I’m not sure how you’re handling the normal vectors from the 3DS files, and it may be that the 3DS file already has unique position/normals or it may be that you’ve managed to avoid this problem. When rendering “smooth” models from a lighting-perspective, each vertex will likely only have 1 normal and every polygon that uses it will use the same normal and relies on Gouraud shading to smooth out the shading. Once you need to have a crease or facet in your model (e.g. the cube), you’ll run into the above problem when combinding normals with positions.

The good news is that the solution to both your color problem and the position/normal problem are the same because both problems are just variations of the same base problem. When you generate the VBOs, you will want to create a map from (position,color,normal,…) to index. Then every time you encounter a new combination of attributes, you create a new index and store in the VBO and the map, and use that index value in your indices VBO instead of the index from the 3DS model. If you’ve already seen the attribute combination, you just look it up in the map and use that index value in your indices VBO.

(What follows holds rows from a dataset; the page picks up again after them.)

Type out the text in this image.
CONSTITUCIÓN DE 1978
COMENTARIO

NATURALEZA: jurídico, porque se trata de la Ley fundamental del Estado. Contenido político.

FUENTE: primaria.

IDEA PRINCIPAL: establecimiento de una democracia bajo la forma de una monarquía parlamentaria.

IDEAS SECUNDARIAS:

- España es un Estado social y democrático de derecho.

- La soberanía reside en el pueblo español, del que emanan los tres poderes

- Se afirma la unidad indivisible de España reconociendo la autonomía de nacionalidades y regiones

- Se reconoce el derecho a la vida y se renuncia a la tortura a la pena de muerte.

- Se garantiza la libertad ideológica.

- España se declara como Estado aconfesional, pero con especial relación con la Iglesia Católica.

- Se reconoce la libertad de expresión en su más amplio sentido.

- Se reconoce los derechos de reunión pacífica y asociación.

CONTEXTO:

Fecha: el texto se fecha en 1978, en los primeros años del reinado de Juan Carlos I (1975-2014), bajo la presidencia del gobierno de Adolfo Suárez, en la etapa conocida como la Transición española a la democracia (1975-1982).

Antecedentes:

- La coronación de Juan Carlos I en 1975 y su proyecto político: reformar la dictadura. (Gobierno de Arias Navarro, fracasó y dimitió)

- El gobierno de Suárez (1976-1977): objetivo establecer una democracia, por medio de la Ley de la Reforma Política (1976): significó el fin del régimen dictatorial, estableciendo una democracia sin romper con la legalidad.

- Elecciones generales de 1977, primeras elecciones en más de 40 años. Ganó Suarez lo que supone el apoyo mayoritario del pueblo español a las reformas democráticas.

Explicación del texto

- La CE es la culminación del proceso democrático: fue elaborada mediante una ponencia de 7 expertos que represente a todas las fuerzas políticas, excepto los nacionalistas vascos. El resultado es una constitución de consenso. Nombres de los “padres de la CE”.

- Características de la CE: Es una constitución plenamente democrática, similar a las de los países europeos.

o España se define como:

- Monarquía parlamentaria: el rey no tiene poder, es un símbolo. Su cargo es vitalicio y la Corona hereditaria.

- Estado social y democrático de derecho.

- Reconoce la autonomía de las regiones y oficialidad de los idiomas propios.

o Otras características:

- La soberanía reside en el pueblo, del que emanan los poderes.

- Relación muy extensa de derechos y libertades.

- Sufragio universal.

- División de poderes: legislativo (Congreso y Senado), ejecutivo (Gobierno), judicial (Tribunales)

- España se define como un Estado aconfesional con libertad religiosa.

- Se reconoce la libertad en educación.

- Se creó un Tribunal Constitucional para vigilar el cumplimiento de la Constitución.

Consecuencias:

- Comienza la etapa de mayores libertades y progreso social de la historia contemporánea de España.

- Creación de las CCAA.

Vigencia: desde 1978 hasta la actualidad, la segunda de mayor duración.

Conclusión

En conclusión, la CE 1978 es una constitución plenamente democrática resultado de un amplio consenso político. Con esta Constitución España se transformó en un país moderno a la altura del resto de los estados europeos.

For the majority of vertices in your models that aren’t on color/texture/normal boundaries, there will not be any duplicated positions stored in your VBOs so you won’t really be wasting memory.

Very good info, thank you. FYI, currently I was summing the normals from all coincident faces for the vertices. Then normalizing all normals.

It seems like the correct way is as you say and as other suggest so I might have to look into it.

Thanks again.